Practice : Retrospectives Focused on Learning Wins
Purpose and Strategic Importance
Retrospectives that focus on learning wins shift reflection from purely process optimisation to celebrating insights, pivots, and validated assumptions. This reinforces a culture where learning is valued as progress.
Without this practice, teams risk treating retros as procedural, missing opportunities to embed curiosity and resilience.
Description of the Practice
- Retros highlight discoveries, failed experiments, and insight-driven pivots.
- Teams capture not just “what went wrong” but “what we learned.”
- Outputs feed into backlogs, playbooks, and future experiments.

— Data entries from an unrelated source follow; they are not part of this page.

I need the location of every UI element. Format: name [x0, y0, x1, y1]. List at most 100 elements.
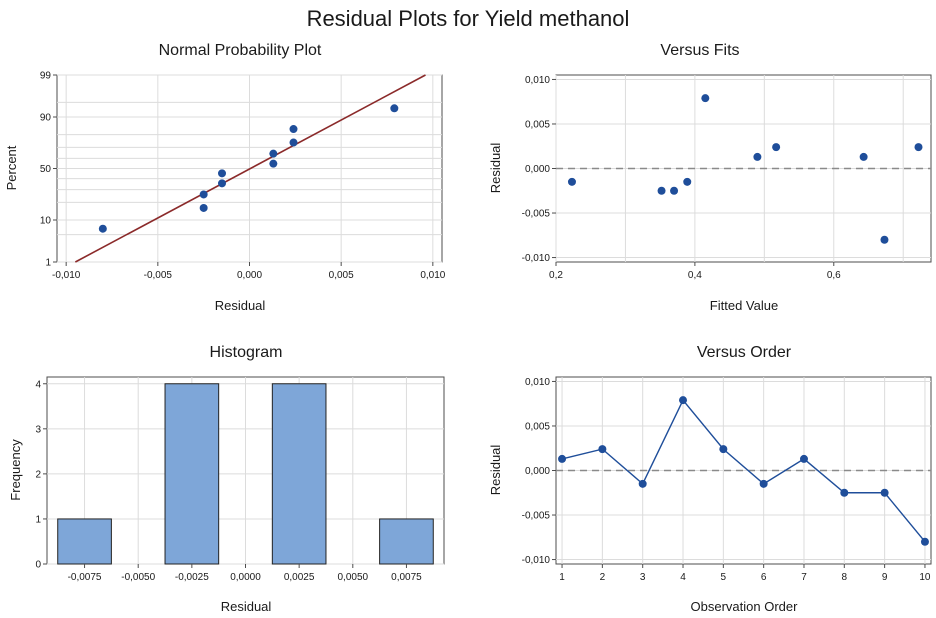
- panel-title: Normal Probability Plot: [159, 42, 322, 59]
- y-tick-label: 99: [40, 71, 52, 82]
- y-tick-label: -0,005: [522, 209, 551, 220]
- data-point: [98, 224, 107, 233]
- x-tick-label: 0,4: [688, 270, 702, 281]
- data-point: [679, 396, 688, 405]
- histogram-bar: [271, 383, 327, 565]
- series-line: [561, 398, 926, 543]
- y-tick-label: 90: [40, 112, 52, 123]
- x-tick-label: 0,0075: [391, 572, 422, 583]
- y-axis-label: Residual: [488, 143, 503, 194]
- data-point: [914, 143, 923, 152]
- histogram-bar: [57, 518, 112, 565]
- y-tick-label: 0,010: [525, 377, 550, 388]
- panel-title: Versus Order: [697, 344, 792, 361]
- x-tick-label: 5: [721, 572, 727, 583]
- histogram-plot: Histogram Residual Frequency -0,0075 -0,0…: [8, 344, 445, 614]
- data-point: [759, 479, 768, 488]
- y-tick-label: -0,010: [522, 253, 551, 264]
- y-tick-label: 0,005: [525, 119, 550, 130]
- x-axis-label: Residual: [215, 298, 266, 313]
- data-point: [859, 152, 868, 161]
- data-point: [289, 138, 298, 147]
- plot-area: 1 2 3 4 5 6 7 8 9 10 -0,010 -0,005 0,000 0,005 0,010: [522, 376, 932, 583]
- y-tick-label: 2: [35, 469, 41, 480]
- x-tick-label: 6: [761, 572, 767, 583]
- x-tick-label: 8: [842, 572, 848, 583]
- plot-area: -0,010 -0,005 0,000 0,005 0,010 1 10 50 90 99: [40, 71, 446, 282]
- y-tick-label: 10: [40, 216, 52, 227]
- x-tick-label: 3: [640, 572, 646, 583]
- histogram-bar: [379, 518, 434, 565]
- data-point: [567, 177, 576, 186]
- y-tick-label: -0,005: [522, 511, 551, 522]
- x-tick-label: 0,0050: [338, 572, 369, 583]
- x-axis-label: Residual: [221, 599, 272, 614]
- y-tick-label: 3: [35, 424, 41, 435]
- y-axis-label: Residual: [488, 445, 503, 496]
- plot-area: -0,0075 -0,0050 -0,0025 0,0000 0,0025 0,0050 0…: [35, 376, 445, 583]
- versus-order-plot: Versus Order Observation Order Residual …: [488, 344, 932, 614]
- x-tick-label: 1: [559, 572, 565, 583]
- x-tick-label: 0,000: [237, 270, 262, 281]
- data-point: [289, 125, 298, 134]
- y-tick-label: -0,010: [522, 555, 551, 566]
- data-point: [598, 445, 607, 454]
- data-point: [753, 152, 762, 161]
- data-point: [880, 235, 889, 244]
- data-point: [558, 454, 567, 463]
- x-tick-label: -0,0025: [175, 572, 209, 583]
- data-point: [880, 488, 889, 497]
- data-point: [701, 94, 710, 103]
- x-tick-label: -0,005: [144, 270, 173, 281]
- x-tick-label: 7: [801, 572, 807, 583]
- x-tick-label: 0,010: [420, 270, 445, 281]
- data-point: [840, 488, 849, 497]
- normal-probability-plot: Normal Probability Plot Residual Percent…: [4, 42, 446, 313]
- x-tick-label: 10: [919, 572, 931, 583]
- data-point: [199, 203, 208, 212]
- x-tick-label: 4: [680, 572, 686, 583]
- data-point: [390, 104, 399, 113]
- data-point: [799, 454, 808, 463]
- data-point: [920, 537, 929, 546]
- panel-title: Histogram: [210, 344, 283, 361]
- x-tick-label: -0,0075: [68, 572, 102, 583]
- x-axis-label: Fitted Value: [710, 298, 778, 313]
- x-tick-label: 0,2: [549, 270, 563, 281]
- y-tick-label: 1: [35, 514, 41, 525]
- y-tick-label: 0: [35, 560, 41, 571]
- data-point: [719, 445, 728, 454]
- data-point: [638, 479, 647, 488]
- histogram-bar: [164, 383, 220, 565]
- y-tick-label: 4: [35, 379, 41, 390]
- data-point: [269, 159, 278, 168]
- x-tick-label: 0,6: [827, 270, 841, 281]
- data-point: [199, 190, 208, 199]
- x-tick-label: 0,0000: [230, 572, 261, 583]
- x-tick-label: -0,0050: [121, 572, 155, 583]
- fit-line: [74, 74, 426, 263]
- x-tick-label: 0,005: [329, 270, 354, 281]
- y-tick-label: 0,010: [525, 75, 550, 86]
- data-point: [772, 143, 781, 152]
- y-tick-label: 0,005: [525, 421, 550, 432]
- versus-fits-plot: Versus Fits Fitted Value Residual 0,2 0,4…: [488, 42, 932, 313]
- data-point: [269, 149, 278, 158]
- panel-title: Versus Fits: [660, 42, 739, 59]
- x-tick-label: 0,0025: [284, 572, 315, 583]
- figure-title: Residual Plots for Yield methanol: [307, 6, 630, 31]
- x-tick-label: 2: [600, 572, 606, 583]
- y-axis-label: Frequency: [8, 439, 23, 501]
- x-axis-label: Observation Order: [691, 599, 799, 614]
- data-point: [657, 186, 666, 195]
- x-tick-label: -0,010: [52, 270, 81, 281]
- data-point: [218, 179, 226, 188]
- data-point: [670, 186, 679, 195]
- y-tick-label: 50: [40, 164, 52, 175]
- y-tick-label: 0,000: [525, 164, 550, 175]
- x-tick-label: 9: [882, 572, 888, 583]
- plot-area: 0,2 0,4 0,6 -0,010 -0,005 0,000 0,005 0,010: [522, 74, 932, 281]
- y-axis-label: Percent: [4, 145, 19, 190]
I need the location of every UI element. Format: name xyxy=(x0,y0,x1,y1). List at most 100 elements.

How to Practise It (Playbook)
1. Getting Started
- Add a “What did we learn?” column to retrospective formats.
- Encourage teams to bring examples of experiments or discoveries.
- Document learning alongside actions.
2. Scaling and Maturing
- Standardise learning-focused retros across squads.
- Share insights across product and portfolio levels.
- Create a knowledge repository of “learning wins.”
3. Team Behaviours to Encourage
- Celebrating learning, not just delivery.
- Openness about failed assumptions.
- Pride in progress through insight.
4. Watch Out For…
- Retros dominated by delivery metrics.
- Teams fearing to share failed experiments.
- Learnings not fed back into strategy.
5. Signals of Success
- Qualitative: Teams talk about learning as much as delivery.
- Quantitative: Increase in documented learnings influencing decisions.